- Directed by: Boris Buneev
- Written by: Valentina Spirina
- Produced by: Boris Krakowski
- Starring: Aleksey Alekseev Igor Bezyayev Nikolay Grabbe Mikhail Gluzsky Aleksei Gribov
- Cinematography: Gavriil Egiazarov
- Edited by: Yevgenia Abdirkina
- Music by: Vladimir Mikhailovich Yurovsky
- Production company: Gorky Film Studios
- Release date: 1953;
- Running time: 72 minutes
- Country: Soviet Union
- Language: Russian

= Mysterious Discovery =

1953 film by Boriss Bunejev

Mysterious Discovery (Russian: Таинственная находка) is a 1953 Soviet family adventure film directed by Boris Buneev.

The film tells how a group of schoolchildren in a remote Arctic village embarks on an expedition to learn about a local hero, discovering the power of friendship and perseverance as they honor his legacy of bravery during the Crimean War.

==Plot==
In the Arctic settlement of Rybachy, a group of schoolchildren discovers an old rifle, inspiring them to organize an expedition to learn about the life of local folk hero Guriy Gagarka.

During the Crimean War, Gagarka sacrificed his life to ground an English frigate, enabling the local militia to rally and repel an English landing force. His actions were later commemorated by local partisans during the Great Patriotic War.
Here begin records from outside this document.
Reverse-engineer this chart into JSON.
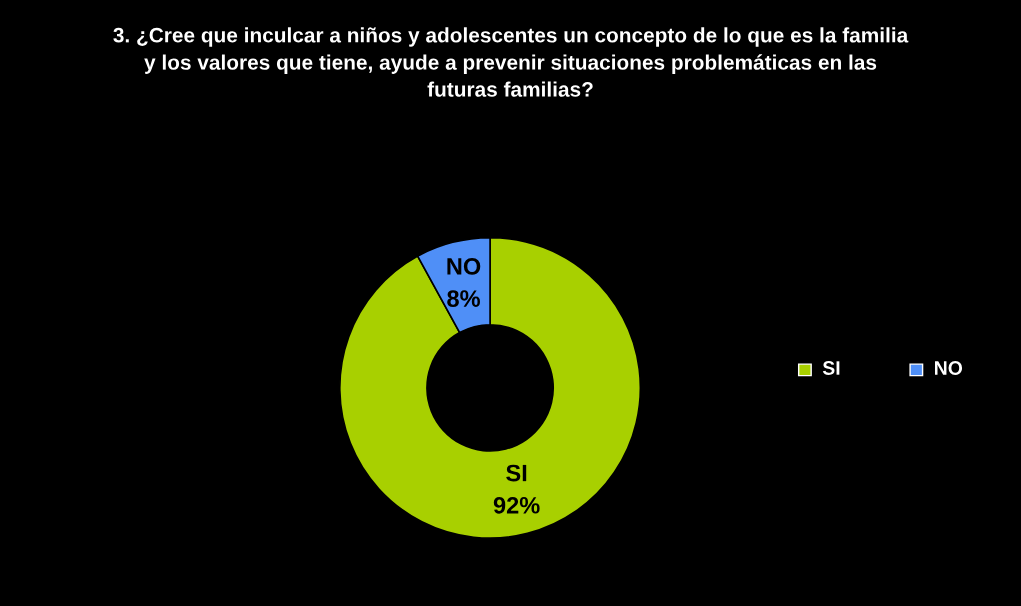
{
  "chart_data": {
    "type": "donut",
    "title": "3. ¿Cree que inculcar a niños y adolescentes un concepto de lo que es la familia\ny los valores que tiene, ayude a prevenir situaciones problemáticas en las\nfuturas familias?",
    "categories": [
      "SI",
      "NO"
    ],
    "values": [
      92,
      8
    ],
    "colors": [
      "#a8d000",
      "#4f8ff7"
    ],
    "value_labels": [
      "SI\n92%",
      "NO\n8%"
    ],
    "legend": "right"
  }
}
The challenges the students face during their journey strengthen their friendship. Guided by their new history teacher, Yekaterina Sergeyevna, and their scout leader, Anton, the class fulfills their promise to the crew of the trawler *Slavny* by completing the school year with excellent grades.

==Cast==
In alphabetical order
- Aleksey Alekseev as Stepan Golovin
- Igor Bezyayev as Nikanor Sarvanov
- B. Dorochov as Andrei
- Mikhail Gluzsky as Segey Chernyshev
- Nikolay Grabbe as British lieutenant
- Valentin Grachyov as Vasia Golovin
- Aleksei Gribov as Nikanor Sarvanov
- Georgi Gumilevsky as Prokhor Brusnichkin
- Larisa Matvienko as Gagarka's wife
- Andrei Petrov as Aleksei Golovin
- Alexandr Pokrovsky as Stepa Brusnichkin
- Aleksei Pokrovsky as episode
- Nikolai Rybnikov as Sailor
- Ekaterina Savinova as Ekaterina Sotnikova
- A. Shmurakova as Luda
- Nikolay Smorchkov as Sailor
- Aleksandr Susnin as Anton
- Yevgeny Teterin as British captain
- Andrei Tsimbal as Geologist
- Yan Yanakiyev as Sailor
- Gennadi Yudin as Guriy Gagarka

== Bibliography ==
- Natalja Čemodanova / Alfred Krautz. International Directory of Cinematographers, Set-And Costume Designers in Film: Soviet Union. Saur, 1995.